Yang dimaksud dengan keluar dari masjid adalah apabila seseorang keluar dengan seluruh tubuhnya dari masjid. Sedangkan bila hanya sebagian tubuhnya yang keluar dan sebagian lainnya masih tetap berada di dalam masjid, hal itu belum dianggap membatalkan i’tikaf. Sebab kejadian itu dilakukan oleh Rasulullah SAW sebagaimana disebutkan di dalam hadits dari Aisyah berkta,
“Rasulullah SAW menjulurkan sebagian kepalanya kepadaku, padahal aku berada di dalam kamarku. Maka aku menyisirkan rambut kepalanya sedangkan aku sedang haidh.” (HR.Bukhari no 2028)

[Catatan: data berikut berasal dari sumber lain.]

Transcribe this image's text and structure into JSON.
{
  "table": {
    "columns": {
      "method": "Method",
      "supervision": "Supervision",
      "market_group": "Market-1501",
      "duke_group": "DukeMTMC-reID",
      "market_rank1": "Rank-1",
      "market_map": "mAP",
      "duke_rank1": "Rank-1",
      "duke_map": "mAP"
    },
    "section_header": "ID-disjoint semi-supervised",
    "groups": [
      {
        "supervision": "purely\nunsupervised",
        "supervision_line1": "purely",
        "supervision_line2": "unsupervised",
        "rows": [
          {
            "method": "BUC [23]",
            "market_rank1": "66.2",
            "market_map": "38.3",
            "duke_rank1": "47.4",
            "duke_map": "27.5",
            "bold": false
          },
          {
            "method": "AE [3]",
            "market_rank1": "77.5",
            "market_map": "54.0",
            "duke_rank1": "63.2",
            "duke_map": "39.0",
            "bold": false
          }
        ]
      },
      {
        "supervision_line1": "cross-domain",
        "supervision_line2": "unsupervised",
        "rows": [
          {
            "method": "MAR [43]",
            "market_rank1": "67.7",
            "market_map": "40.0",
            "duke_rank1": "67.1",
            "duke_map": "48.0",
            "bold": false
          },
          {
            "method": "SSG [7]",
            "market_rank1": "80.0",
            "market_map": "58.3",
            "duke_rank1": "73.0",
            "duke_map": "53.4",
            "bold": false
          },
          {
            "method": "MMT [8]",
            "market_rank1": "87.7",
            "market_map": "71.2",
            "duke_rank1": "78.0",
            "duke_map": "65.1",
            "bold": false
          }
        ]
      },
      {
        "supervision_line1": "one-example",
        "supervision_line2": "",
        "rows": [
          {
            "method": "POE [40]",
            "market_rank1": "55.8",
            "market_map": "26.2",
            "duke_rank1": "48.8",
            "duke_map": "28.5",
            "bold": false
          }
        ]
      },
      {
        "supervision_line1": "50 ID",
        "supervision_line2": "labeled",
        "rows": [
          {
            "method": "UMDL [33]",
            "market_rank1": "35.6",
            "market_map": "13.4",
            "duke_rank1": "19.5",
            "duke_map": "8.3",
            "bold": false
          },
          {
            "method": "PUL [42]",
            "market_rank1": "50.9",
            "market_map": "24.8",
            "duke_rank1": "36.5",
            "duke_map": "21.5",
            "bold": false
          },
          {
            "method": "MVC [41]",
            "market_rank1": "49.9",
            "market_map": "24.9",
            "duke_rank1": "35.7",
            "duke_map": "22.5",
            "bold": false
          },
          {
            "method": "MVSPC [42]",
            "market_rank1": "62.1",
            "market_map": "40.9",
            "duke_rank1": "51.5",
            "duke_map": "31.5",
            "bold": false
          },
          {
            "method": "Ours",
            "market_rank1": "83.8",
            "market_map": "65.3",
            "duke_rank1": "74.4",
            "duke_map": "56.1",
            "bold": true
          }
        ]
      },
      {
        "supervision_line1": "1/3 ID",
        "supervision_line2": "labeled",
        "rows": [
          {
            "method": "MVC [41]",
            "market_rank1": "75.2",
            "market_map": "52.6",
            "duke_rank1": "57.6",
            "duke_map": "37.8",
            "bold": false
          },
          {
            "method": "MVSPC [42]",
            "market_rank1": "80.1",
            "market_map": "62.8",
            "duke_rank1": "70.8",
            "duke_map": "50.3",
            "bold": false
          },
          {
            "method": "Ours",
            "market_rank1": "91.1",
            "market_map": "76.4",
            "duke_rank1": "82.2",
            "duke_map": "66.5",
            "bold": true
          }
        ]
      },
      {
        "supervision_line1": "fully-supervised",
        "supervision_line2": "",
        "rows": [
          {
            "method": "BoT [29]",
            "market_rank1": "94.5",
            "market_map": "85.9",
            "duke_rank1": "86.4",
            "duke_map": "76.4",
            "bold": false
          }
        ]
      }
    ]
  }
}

Adapun keluar mendesak seperti, mencari makan, mandi junub , yang hanya bisa dilakukan di luar masjid, tidak membatlkan i’tikaf.
- Jima’
Dasar yang menjadi alasan kenapa jima’ itu membatalkan i’tikaf adalah firman Allah,
وَلَا تُبَاشِرُوهُنَّ وَأَنْتُمْ عَاكِفُونَ فِي الْمَسَاجِدِ
“Dan janganlah kamu melakukan persetubuhan ketika kamu beri’tikaf di masjid”. (QS. Al-Baqarah : 187)
Yang Dibolehkan Ketika I’tikaf
- Keluar masjid disebabkan ada hajat yang mesti ditunaikan seperti keluar untuk makan, minum, dan hajat lain yang tidak bisa dilakukan di dalam masjid.
- Melakukan hal-hal mubah seperti mengantarkan orang yang mengunjunginya sampai pintu masjid atau bercakap-cakap dengan orang lain.
- Istri mengunjungi suami yang beri’tikaf dan berdua-duaan dengannya.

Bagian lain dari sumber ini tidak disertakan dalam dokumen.